Шторм унялся прежде, чем Марен добралась до причала, в двухстах шагах от дома, где суша разевает на море свою пустую пасть. Небо качнулось и сдвинулось вверх, море сдвинулось вниз, тихо-тихо, как птичья стая, садящаяся на луг, и замерли, соприкасаясь на линии горизонта.
Женщины Вардё собрались на краю острова, и, хотя кто-то еще кричал, в ушах у Марен звенело от внезапно обрушившейся тишины. Залив сделался гладким, как зеркало. У Марен свело челюсть, кровь из прокушенного языка текла теплыми струйками по подбородку. Иголка проткнула ей руку насквозь, вошла в перепонку между большим и указательным пальцами, но ранка была такой мелкой, что даже не кровоточила.
Последняя вспышка молнии озарила ненавистно тихое море, из его черной глади поднялись весла, штурвалы и одна целая мачта с намокшим парусом – словно подводный лес, выкорчеванный с корнем. А их мужчины сгинули без следа.
Был канун Рождества.
2
За ночь мир сделался белым. Снег ложится на снег, заметая окна и пасти дверей. В это Рождество, в первый день после шторма, в церкви не зажигают свечей. Она зияет дырой темноты между тускло освещенными домами и как будто сама поглощает свет.
Из-за непрестанного снегопада они не выходят из дома три дня, Дийна заперта в своей узкой пристройке, Марен больше не может подняться с постели, не может заставить подняться маму. Им нечего есть, кроме старого черствого хлеба, который камнем падает в желудок. Марен кажется, что, кроме этих буханок, в мире нет ничего плотного, ничего прочного, она сама – призрачна и нереальна, ее тело держится на земле лишь за счет веса пищи. Если перестать есть, она превратится в дым и воспарит сизым облачком к потолку.
Чтобы не рассеяться, чтобы не рассыпаться на кусочки, она ест, пока не заболит живот, или садится у очага и подставляет себя теплу: как можно больше себя.

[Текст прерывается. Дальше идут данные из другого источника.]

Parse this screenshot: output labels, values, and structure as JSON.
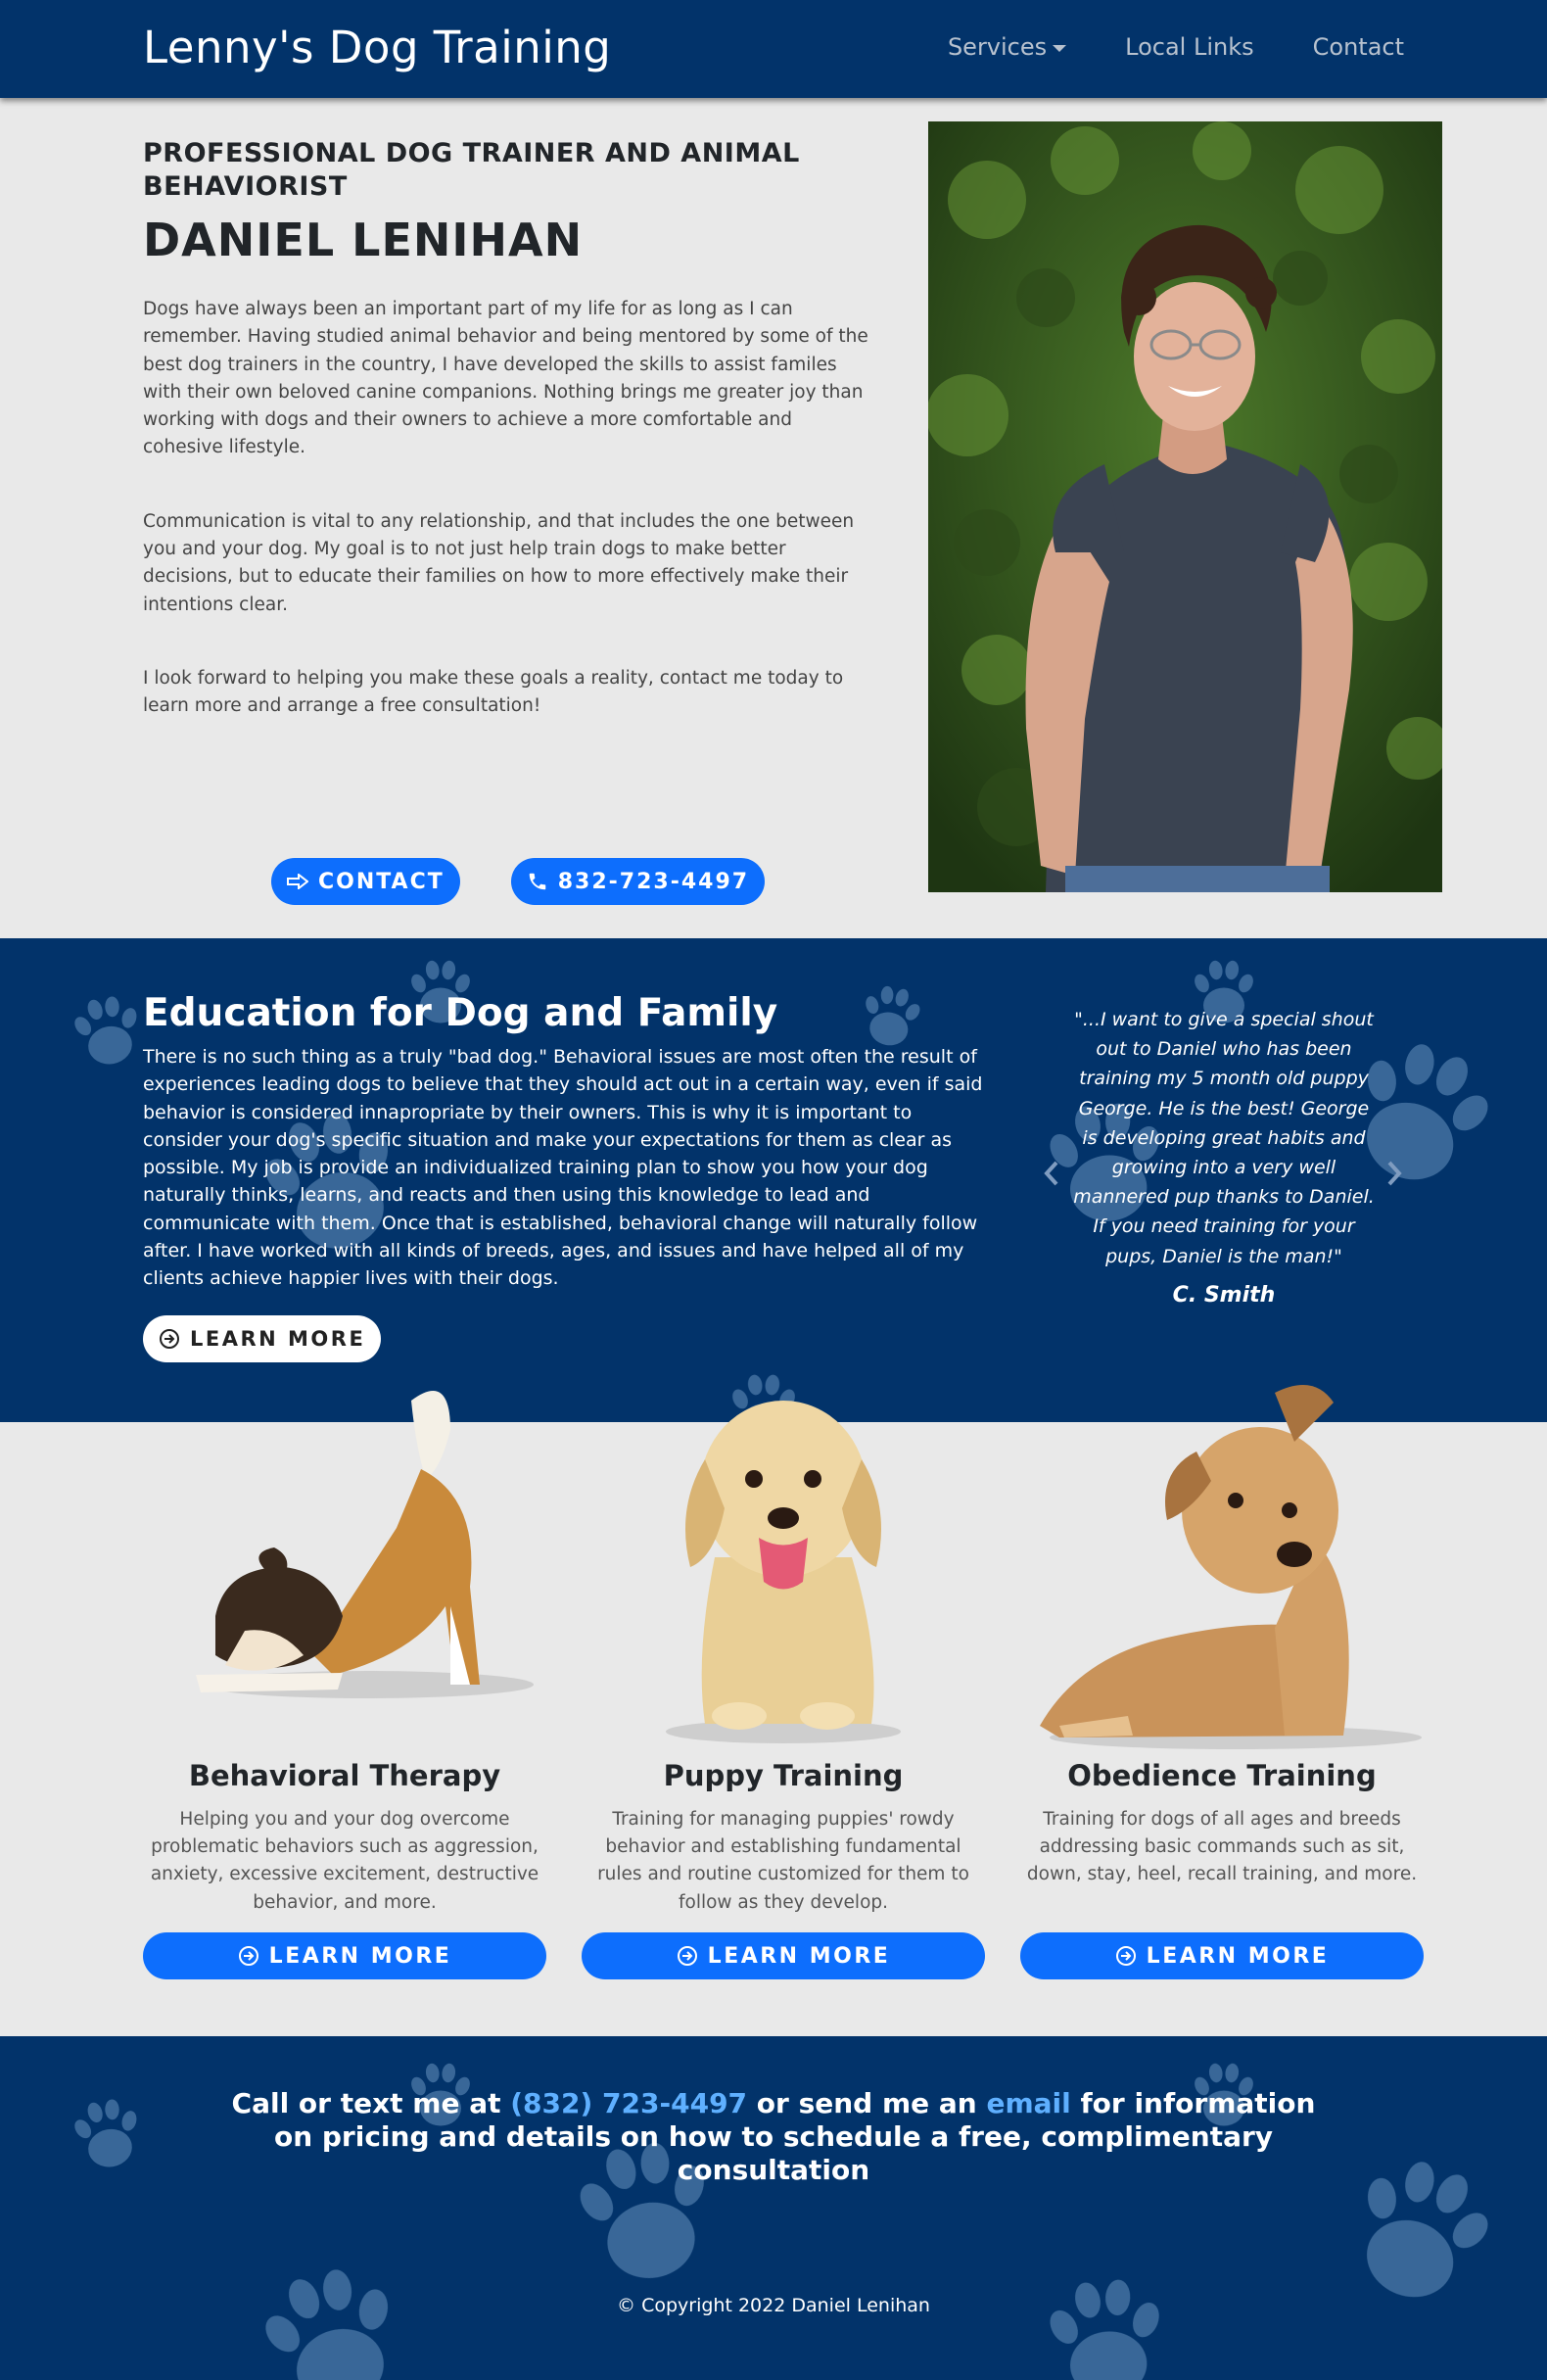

Только там, где жар от огня прикасается к Марен, она ощущает себя настоящей. Она поднимает волосы на затылок, обнажая грязную шею; растопыривает пальцы, чтобы тепло облизало их со всех сторон; задирает юбку повыше, и ее толстые шерстяные носки нагреваются так, что воняют паленым. Здесь, здесь и здесь. Ее грудь, и спина, и сердце между ними плотно закутаны в зимний жилет, стянуты крепко-накрепко.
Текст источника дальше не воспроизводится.